The recent Psychiatry Research study took all of this into account, which is why it seems promising. To solve for bias, the researchers said the study was simply about stress reduction without mentioning a meditation component. Mindfulness was introduced later on, and only to some of the participants. This is so researchers could separate out meditation as an active component, according to Elizabeth Hoge, the study’s lead author and associate professor of psychiatry at Georgetown University.
So, recent research shows it works. But how do you do it?

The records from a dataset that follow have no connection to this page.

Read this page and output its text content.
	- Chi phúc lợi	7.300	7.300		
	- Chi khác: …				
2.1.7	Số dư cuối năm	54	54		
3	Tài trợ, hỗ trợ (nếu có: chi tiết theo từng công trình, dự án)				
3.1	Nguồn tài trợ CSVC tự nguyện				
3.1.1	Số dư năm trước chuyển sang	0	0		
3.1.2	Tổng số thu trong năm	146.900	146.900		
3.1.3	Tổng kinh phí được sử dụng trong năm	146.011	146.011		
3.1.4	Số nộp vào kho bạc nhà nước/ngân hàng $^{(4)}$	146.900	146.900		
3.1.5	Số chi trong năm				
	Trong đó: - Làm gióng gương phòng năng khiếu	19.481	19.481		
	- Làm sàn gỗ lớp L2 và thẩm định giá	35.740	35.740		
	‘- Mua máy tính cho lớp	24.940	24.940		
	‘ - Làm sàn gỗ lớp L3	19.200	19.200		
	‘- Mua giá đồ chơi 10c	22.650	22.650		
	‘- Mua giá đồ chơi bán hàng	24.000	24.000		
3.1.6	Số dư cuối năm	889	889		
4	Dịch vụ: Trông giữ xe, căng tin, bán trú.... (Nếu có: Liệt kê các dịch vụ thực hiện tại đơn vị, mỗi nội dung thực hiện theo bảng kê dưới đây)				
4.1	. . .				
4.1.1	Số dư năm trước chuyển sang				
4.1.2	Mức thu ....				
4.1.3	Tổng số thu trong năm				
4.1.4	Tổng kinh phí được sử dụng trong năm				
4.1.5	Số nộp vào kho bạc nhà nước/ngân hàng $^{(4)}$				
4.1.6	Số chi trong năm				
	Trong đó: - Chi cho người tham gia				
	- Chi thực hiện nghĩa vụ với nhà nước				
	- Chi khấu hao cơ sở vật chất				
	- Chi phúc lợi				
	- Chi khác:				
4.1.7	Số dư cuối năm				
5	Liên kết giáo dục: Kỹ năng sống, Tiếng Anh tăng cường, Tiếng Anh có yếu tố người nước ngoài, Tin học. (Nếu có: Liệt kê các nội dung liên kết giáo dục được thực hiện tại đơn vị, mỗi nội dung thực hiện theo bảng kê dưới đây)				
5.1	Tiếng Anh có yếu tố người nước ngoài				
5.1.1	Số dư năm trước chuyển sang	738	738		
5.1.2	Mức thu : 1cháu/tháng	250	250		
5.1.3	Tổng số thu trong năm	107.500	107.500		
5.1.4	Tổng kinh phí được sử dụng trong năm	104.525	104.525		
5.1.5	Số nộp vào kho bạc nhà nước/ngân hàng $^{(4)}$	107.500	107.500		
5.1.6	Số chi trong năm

It all comes down to your thoughts, according to Hoge. Start by sitting in a quiet room and try to focus on your breath. Thoughts will inevitably pop up but the key is to not push them away or give up.
For example, if you are meditating and start to ruminate on a major work mistake or an unfounded fear, notice what’s happening but don’t get frustrated. The thoughts won’t disappear but you will learn to create distance from them, Hoge said.
“Mindfulness meditation is based on the idea of paying attention one’s own inner experience, whether that’s thoughts or sensations or emotions,” she told HuffPost. “Anything that passes through the mind is the internal stimuli that you’re paying attention to.”
Ideally, with enough practice, you’ll learn to create space between negative thoughts and your reactions.
“See them as distinct objects from yourself,” Hoge said. “As in, ‘My thoughts are not myself.’ That allows a layer of separation so that the person has a little bit more freedom in how to respond to the thoughts or how to cope with them.”
There is a slight catch
The practice does have some really great mental health perks. But if you truly suffer from anxiety and depression, meditation is likely something you should consider as part of a larger form of treatment like therapy, according to Chloe Carmichael, a clinical psychologist based in New York City.
Carmichael, who specializes in treating anxiety and depression, was a yoga instructor before she became a mental health professional. She uses a blend of mindfulness meditation and psychology tools to treat her clients.
“When you just sit there and follow your breath, that is a mindfulness meditation. It’s one of the early steps of learning how to follow our thoughts,” Carmichael said. “Once you have mindful awareness of what your thoughts are, you’re able to observe them without reacting to them.”
Depression has a tendency to make people think they’re worthless and then they tend to ruminate on that negative idea. People who have anxiety are prone to excessive worrying. Meditation can be a tool to help observe those thoughts, but medical support can provide the methods that help replace those thoughts altogether, according to Carmichael.
“That’s one of the cornerstones of cognitive behavioral therapy: To analyze someone’s automatic thoughts,” she said. “So they work together really well ― psychology and mindfulness meditation.”
Ultimately, implementing mindfulness into anxiety or depression treatment can have a very positive impact, according to Sharon Salzburg, a meditation teacher and author of Real Happiness: The Power of Meditation: A 28 Day Program.
“You try different things to relieve suffering,” she said. “You can celebrate whatever method, or combo of methods, [that] help.”
Just a little something to meditate on.